I Aten’t Dead (plus a snippet of Sabbat/Archer sappiness)

So you may have noticed it’s been a wee bit quiet around here. Fact is, it’s kinda hard to post writing when you, y’know, haven’t actually been doing any.

Summer hits me like a tonne of bricks every year: I get migraines triggered by bright sunlight and overheating, I can’t sleep properly when it’s light out, and my mood tends to take a nosedive when it’s too summer-y for me to think properly. Add to that the fact that my major hobby tends to ramp up the number of events over June-July-August (people like camping in a field when it’s not freezing cold or pissing it down, who knew?), and you have a recipe for one author who’s summarily failed at doing much in the way of author-ing for a while.

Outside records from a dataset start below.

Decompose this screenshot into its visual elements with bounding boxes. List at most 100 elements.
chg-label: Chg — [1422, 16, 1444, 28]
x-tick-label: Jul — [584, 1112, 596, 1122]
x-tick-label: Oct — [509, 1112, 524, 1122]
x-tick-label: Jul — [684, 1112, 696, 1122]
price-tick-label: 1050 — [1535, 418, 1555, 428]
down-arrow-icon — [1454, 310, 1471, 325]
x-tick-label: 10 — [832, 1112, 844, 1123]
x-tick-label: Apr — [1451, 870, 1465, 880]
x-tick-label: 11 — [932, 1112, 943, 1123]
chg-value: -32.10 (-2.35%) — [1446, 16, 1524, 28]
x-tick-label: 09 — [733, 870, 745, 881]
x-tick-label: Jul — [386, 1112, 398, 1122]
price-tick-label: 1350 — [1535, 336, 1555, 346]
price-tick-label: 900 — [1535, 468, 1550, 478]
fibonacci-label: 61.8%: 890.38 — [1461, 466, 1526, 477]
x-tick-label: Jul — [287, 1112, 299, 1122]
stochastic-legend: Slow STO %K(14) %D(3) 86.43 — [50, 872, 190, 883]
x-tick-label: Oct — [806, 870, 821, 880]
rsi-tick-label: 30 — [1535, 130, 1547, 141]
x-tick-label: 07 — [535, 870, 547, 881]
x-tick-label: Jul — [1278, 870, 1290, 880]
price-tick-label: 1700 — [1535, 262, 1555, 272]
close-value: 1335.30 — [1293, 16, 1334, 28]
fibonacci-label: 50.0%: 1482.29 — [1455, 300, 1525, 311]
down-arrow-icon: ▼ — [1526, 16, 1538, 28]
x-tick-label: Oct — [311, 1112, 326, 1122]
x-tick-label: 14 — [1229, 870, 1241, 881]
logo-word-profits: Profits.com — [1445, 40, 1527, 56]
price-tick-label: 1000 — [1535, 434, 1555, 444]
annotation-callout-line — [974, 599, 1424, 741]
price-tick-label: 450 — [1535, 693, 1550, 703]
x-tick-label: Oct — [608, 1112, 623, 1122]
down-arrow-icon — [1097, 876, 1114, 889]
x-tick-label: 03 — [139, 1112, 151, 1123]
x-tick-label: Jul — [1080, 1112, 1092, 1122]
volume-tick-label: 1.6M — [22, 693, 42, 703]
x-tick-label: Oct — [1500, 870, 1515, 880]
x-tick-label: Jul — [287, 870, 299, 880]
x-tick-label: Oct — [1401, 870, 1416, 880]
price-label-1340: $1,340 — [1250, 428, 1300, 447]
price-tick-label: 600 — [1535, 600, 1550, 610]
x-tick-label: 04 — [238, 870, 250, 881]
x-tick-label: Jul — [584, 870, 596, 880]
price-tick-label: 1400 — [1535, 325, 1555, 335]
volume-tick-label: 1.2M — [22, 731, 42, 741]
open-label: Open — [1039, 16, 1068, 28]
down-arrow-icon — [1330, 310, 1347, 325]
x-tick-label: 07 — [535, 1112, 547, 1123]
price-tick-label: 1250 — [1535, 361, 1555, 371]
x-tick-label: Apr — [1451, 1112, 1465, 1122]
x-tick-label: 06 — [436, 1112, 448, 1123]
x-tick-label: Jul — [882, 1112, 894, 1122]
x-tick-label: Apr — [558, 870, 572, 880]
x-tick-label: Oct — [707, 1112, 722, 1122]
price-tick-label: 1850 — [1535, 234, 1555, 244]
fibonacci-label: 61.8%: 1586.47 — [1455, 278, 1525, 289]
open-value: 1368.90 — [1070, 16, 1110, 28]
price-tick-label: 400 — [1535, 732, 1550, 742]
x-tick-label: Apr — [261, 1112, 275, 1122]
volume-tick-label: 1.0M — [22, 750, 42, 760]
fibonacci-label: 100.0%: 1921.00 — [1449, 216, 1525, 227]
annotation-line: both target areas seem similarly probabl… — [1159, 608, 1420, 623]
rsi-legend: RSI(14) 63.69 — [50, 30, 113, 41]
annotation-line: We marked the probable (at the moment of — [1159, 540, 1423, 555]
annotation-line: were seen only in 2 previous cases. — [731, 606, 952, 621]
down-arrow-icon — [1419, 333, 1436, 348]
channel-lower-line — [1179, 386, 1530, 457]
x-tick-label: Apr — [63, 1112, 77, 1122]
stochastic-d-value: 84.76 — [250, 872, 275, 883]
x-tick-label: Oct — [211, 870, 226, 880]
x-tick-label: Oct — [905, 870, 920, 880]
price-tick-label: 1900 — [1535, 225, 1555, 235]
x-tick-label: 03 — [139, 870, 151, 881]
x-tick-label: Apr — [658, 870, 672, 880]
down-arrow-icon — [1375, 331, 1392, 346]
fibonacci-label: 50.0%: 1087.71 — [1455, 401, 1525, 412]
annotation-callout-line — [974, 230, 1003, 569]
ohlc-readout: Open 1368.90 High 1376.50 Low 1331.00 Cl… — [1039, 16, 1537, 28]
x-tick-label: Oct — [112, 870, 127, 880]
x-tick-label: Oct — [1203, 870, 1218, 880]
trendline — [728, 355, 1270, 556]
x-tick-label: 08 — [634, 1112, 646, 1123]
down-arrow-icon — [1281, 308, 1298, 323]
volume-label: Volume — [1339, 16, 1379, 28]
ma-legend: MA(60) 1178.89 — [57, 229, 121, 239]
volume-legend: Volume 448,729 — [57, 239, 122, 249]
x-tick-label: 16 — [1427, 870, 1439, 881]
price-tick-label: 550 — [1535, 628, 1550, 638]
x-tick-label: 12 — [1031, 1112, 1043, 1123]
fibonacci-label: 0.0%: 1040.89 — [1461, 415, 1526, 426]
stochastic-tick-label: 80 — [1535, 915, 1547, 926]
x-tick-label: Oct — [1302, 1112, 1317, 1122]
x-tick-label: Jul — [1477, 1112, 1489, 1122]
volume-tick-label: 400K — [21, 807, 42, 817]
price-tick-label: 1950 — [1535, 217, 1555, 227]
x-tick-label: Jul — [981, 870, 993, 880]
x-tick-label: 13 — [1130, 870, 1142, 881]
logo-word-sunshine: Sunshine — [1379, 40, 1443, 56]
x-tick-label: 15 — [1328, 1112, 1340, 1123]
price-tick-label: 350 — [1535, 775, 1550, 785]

However! We’re heading into the dark half of the year, which means I get my brain back. I’ve changed my hours at work, which means I get some of my time back. And I’m writing again, which means I’ve got my words back. And yes, both 100themes and Seventh Son are still ongoing – watch this space for new content on both of those.

TL;DR Been off my game for a while, back on it now, more words to come.

And, as a thankyou for reading this far, a little Archer/Sabbat snippet that I can’t quite fit into AiA, but that wouldn’t go away until I wrote it out:

‘If you had to pinpoint the moment that Archer fell in love for the second time, it would be around the point when he looked up from his newspaper, roused by a small sound he’d not even consciously noticed, and realised that the man in the armchair opposite him had fallen asleep.

That, by itself, wasn’t unexpected. But every other time he’d seen Sabbat apparently asleep anywhere other than his bunk in the room they’d shared on the Arrow, he’d had his boots on the table, his hat pulled down over his eyes, and one hand resting on either his knife or the pocket where Archer knew he kept his straight razor. Not this time. This time, his head was tipped back, his hat nowhere to be seen, and his right hand dangling over the edge of the chair in a way which was almost certainly going to give him pins and needles if he stayed in that position for any length of time. And – yes, he was snoring, albeit quietly and with his mouth partially open.

It was, for want of a better word, oddly and somewhat terrifyingly endearing.’